Whoa, reflective-ness! What a perilous, occasionally narcissistic, but gosh-darn heartwarming exercise thinking back can be. I’ve been trying to rein myself in all day, but thoughts of the past few years continue to creep up, and in my continued job-less and friendless state of parsimony, I’ve little to do but sweep the kitchen floor, pluck at my guitar, and find innovative ways to combine peanut butter and bread. And so, creep up they do, these thoughts, and I am powerless to stop them.

Living in my hometown in Ohio, as a post-collegiate without crippling student-loan debt, I lived cheaply, and thus was afforded a great many benefits. I traveled widely, I toured frequently—often to far-flung places where we made little to no money—and I ate and drank as if at a kegger thrown by Dionysus. In my humble little hometown there still exists bars where one can buy a drink for, no joke, one dollar and twenty-five cents. Frequently, my only night of the week out on the town was Tuesday, when I would throw my guitar in the trunk and head downtown for the revelry, imbibing, and occasional music-making of an old-Irish-guys music session, where we’d gather in a half-circle of dilapidated chairs around the equally dilapidated upright piano, pound out the jigs and reels, and where I’d drink Guinness and whiskey (usually Jameson, as my preferred Powers was mysteriously absent from what was advertised as the only “Irish Pub” in town) for free, all night. It was a fool’s paradise, some might say, but I still found an abundance of misery.

But, oh, the travel. While music, girls, and drinking (coffee, tea, beer, whiskey—anything caffeinated or alcoholic) are things I take very, very seriously, traveling may be the only thing of which I would never, ever, tire. It’s become something of a feedback loop for me, building onto its ever-widening wavelength, spiraling outward uncontrollably like the slow rumble of thunder echoing across the open plain. These past two years I’ve been very lucky, in ways that only now, broke and overwhelmed by the necessity to ingratiate myself to a new community, I’ve begun to appreciate. There is a handy little application on Facebook called “Where I’ve been” which has the ability to inform you of your travel-related worth by tracking your “stats”; apparently, I’ve been to 13% of the world, and I don’t know if I should be pleased or dissatisfied. But in the past two years alone, in part because of the touring, which escalated nationally in scope for The Princes of Hollywood, and also because I was itching to get out of town on all my other spare moments, I managed to go. A lot. From Boston to Los Angeles, Key West to Seattle, I hit the airways and interstates of this expansive country and caught passing glimpses of it’s history, both past and in the making. At one point I brazenly drove the full expanse of highway 90, which starts near the Boston Harbor and ends just east of Puget Sound and downtown Seattle. I surfed in Hawai’i. I sipped coffee and pastries continental in San Francisco. I think I was in Mexico once. I hazily remember an alcohol-related swimming pool accident in Charleston, South Carolina, a whiskey-fueled, late night bluegrass session high in the mountains of West Virginia, and almost getting arrested for playing a mandolin in a Fredericksburg, Virginia Seven-Eleven at 4 in the morning. Let the record show, please, that I have no regrets, and plead innocent on all charges.

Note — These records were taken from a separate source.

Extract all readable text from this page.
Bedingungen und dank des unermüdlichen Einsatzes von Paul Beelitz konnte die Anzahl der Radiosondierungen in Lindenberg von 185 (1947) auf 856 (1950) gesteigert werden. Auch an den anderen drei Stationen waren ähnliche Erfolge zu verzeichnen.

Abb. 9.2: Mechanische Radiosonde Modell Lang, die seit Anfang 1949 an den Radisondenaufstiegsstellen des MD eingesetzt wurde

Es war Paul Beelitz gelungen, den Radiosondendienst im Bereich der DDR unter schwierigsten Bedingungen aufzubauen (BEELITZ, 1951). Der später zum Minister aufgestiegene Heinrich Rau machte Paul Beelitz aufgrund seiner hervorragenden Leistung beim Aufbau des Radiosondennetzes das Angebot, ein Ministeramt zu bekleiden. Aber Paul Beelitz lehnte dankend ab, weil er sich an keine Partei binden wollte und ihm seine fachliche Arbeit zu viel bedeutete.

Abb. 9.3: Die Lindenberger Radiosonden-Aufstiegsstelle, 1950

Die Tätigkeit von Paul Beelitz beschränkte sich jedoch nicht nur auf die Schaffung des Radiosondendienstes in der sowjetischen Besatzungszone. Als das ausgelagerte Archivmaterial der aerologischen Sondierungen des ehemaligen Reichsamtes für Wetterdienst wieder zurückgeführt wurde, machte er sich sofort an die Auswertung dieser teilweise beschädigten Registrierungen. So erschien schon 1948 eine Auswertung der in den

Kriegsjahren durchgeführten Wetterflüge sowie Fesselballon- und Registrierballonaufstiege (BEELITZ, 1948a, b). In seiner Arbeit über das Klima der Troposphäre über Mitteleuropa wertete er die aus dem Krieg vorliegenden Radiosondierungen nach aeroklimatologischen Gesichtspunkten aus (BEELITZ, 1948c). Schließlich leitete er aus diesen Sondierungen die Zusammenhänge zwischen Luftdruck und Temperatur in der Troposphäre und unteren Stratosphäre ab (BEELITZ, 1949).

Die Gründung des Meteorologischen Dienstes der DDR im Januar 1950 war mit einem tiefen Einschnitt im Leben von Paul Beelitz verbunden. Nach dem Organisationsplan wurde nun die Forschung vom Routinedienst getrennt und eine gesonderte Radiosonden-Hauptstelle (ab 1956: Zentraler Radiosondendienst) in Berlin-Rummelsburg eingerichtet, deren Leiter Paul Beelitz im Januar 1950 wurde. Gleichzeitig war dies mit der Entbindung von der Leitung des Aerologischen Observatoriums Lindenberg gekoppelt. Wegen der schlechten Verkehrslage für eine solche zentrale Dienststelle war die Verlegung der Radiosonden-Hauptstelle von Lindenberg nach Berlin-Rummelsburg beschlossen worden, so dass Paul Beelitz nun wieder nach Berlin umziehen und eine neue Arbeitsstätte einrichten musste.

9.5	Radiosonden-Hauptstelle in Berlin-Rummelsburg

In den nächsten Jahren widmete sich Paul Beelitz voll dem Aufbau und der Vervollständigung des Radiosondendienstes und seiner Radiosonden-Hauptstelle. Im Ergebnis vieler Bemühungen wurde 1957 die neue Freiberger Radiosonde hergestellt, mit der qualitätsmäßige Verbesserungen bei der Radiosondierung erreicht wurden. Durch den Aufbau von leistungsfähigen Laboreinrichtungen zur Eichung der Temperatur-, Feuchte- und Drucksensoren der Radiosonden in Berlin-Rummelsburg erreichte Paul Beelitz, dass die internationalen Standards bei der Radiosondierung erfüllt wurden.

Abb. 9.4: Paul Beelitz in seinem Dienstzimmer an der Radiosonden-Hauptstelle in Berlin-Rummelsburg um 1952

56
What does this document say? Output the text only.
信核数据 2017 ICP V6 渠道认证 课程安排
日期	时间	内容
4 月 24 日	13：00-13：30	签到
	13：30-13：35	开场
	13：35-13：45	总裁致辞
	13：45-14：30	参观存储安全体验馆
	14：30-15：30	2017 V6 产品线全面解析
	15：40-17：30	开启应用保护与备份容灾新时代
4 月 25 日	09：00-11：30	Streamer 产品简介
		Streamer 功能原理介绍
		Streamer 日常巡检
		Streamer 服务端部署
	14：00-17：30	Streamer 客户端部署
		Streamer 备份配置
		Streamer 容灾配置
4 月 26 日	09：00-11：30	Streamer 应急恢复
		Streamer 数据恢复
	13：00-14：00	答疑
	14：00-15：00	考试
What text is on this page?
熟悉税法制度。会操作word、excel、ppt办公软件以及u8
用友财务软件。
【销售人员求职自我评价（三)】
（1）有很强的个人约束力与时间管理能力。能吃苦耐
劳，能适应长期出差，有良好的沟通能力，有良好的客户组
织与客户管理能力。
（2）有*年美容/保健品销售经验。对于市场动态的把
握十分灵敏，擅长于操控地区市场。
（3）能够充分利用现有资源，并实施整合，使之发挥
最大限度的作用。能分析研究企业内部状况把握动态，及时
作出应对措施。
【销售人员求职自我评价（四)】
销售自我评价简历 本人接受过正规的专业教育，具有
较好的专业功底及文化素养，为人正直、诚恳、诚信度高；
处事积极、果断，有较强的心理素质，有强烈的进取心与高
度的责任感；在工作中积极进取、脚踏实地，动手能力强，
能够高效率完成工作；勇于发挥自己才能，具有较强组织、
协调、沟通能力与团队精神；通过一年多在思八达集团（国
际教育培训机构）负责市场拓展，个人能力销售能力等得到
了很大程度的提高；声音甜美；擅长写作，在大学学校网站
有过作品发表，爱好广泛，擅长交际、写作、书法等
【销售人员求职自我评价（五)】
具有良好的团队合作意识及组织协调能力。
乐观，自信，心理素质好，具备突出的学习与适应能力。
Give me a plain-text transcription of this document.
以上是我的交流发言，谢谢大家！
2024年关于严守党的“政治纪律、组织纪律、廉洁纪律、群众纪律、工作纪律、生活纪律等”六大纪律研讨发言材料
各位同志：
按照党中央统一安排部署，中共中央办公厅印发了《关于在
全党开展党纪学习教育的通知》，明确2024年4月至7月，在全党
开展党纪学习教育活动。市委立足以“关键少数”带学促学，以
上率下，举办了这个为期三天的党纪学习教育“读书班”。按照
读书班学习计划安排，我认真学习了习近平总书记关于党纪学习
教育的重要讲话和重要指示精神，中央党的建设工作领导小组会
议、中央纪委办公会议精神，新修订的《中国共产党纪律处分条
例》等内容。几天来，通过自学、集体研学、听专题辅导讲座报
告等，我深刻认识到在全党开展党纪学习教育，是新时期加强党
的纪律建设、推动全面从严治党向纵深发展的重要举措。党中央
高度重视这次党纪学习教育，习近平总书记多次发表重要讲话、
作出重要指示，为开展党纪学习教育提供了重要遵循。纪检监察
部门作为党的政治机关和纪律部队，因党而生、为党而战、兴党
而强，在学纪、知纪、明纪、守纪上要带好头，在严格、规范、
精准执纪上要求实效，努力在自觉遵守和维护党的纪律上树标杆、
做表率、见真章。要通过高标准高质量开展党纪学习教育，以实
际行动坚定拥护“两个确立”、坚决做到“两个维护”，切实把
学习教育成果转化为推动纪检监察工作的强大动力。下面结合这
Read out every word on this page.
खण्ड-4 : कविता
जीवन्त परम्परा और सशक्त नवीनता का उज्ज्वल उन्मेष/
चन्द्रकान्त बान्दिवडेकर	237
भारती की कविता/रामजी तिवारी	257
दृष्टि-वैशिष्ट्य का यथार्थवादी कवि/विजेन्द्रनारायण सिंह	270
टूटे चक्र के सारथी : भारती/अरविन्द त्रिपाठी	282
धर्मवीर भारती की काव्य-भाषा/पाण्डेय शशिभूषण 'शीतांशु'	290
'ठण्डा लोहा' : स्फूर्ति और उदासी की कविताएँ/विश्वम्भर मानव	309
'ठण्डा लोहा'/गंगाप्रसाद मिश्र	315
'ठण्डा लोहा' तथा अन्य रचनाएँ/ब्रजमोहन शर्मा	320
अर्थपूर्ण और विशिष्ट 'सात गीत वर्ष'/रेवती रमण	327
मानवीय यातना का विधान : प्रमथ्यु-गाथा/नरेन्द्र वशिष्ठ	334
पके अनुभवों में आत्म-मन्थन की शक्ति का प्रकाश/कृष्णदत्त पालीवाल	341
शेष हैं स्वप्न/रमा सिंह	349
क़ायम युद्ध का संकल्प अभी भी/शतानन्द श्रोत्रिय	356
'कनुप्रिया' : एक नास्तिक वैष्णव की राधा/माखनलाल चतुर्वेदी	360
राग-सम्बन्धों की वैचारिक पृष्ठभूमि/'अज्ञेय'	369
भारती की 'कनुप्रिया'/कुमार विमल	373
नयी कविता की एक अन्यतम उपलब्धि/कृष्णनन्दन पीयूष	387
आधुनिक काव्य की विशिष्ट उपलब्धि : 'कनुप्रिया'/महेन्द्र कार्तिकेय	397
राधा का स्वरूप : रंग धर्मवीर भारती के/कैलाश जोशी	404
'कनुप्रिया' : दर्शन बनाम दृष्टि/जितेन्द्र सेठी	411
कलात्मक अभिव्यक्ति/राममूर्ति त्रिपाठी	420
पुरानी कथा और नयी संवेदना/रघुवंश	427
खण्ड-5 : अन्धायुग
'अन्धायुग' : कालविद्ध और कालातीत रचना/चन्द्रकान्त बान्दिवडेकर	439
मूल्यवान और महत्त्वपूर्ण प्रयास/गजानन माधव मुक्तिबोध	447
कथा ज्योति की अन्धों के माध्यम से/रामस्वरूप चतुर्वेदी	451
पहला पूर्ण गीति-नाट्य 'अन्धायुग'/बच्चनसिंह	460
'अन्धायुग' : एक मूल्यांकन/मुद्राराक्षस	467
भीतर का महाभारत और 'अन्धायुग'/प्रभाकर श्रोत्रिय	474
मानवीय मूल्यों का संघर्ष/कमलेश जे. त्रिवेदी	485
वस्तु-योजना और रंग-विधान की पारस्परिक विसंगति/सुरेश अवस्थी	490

Now, let it also be noted: this is not a compendium of braggadocio, but a fond walk down memory lane, and I only share because it brought me joy, and I wish you the same. Currently, however, I’m recalling these things with a tad bit of sadness, since my lifestyle change, while necessary for the sake of science and the progress of humanity, has momentarily forced me to put my wanderlust away. I know I have work to be done here, and it feels good to be where I am right now, and, really, that’s all you can hope for. I’ve got job interviews to attend, auditions to schedule, and people to meet, but I will be back with more, music-specific updates from music city later this week. But first, I need to go buy a map of Tokyo and start dreaming.